Second, was the relevance of Mitchell's reliance on a criminal statute in a civil proceeding seeking prior restraint. There was Supreme Court precedent that lent support to the idea that bans on the publication of information by the press to be unconstitutional. In 1907 Oliver Wendell Holmes wrote the "main purpose" of the First Amendment was "to prevent all such previous restraints upon publications as had been practiced by other governments." In 1931 the Court wrote that only the narrowest circumstances—such as publication of the dates of departure of ships during wartime—were permissibly restrained. In 1969 John Marshall Harlan II wrote that the Supreme Court "rejected all manner of prior restraint on publication." This second line of reasoning made it seem the statute should only be dealt with in passing, making the case a First Amendment one and the relief the government wanted—a bar on publication—unavailable.
The third possible approach was a very broad view of the First Amendment, one not focused on the impact of a government victory on the life of a democratic society if prior restraint were granted; but that the publication of just these sorts of materials—governmental misjudgments and misconducts of high import—is exactly why the First Amendment exists.
Federal judge Murray Gurfein heard arguments in the District Court for the Southern District of New York. Michael Hess, chief of the Civil Division of the United States Attorneys Office, argued "serious injuries are being inflicted on our foreign relations, to the benefit of other nations opposed to our foreign relations, to the benefit of other nations opposed to our form of government." Hess relied on Secretary of State William P. Rogers's statement reported earlier that day that a number of nations were concerned about the Papers publication and an affidavit from the general counsel of the Navy that alleged irreparable injury if publication did not cease. Hess asked for a temporary restraining order.

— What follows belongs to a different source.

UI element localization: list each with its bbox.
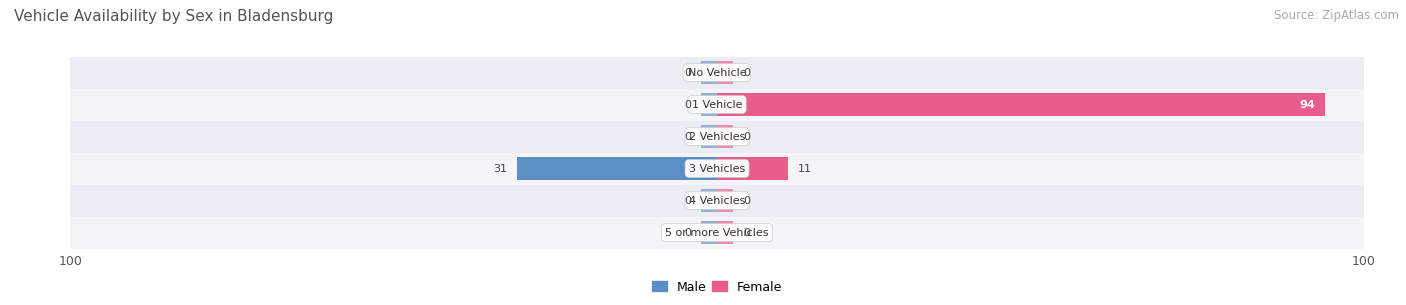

Bickel argued that the separation of powers barred the court from issuing the restraining order since there was no statute authorizing such relief. He further argued that there was no exception to the general unavailability of prior restraint that applied in this case. Gurfein called all counsel to his chambers and asked Bickel and Abrams to have the Times cease publication of the Papers until he could review them. Bickel responded that Gurfein would be the first judge in American history to enter a prior restraint enjoining publication of news if he granted the government's request. The Times refused to cease publication. Gurfein granted the request and set a hearing for June 18.
The New York Times agreed to abide by the restraining order and on June 19, Judge Gurfein rejected the administration's request for an injunction, writing that "[t]he security of the Nation is not at the ramparts alone. Security also lies in the value of our free institutions. A cantankerous press, an obstinate press, a ubiquitous press must be suffered by those in authority in order to preserve the even greater values of freedom of expression and the right of the people to know." However, the Court of Appeals, after an en banc hearing, granted an injunction until June 25.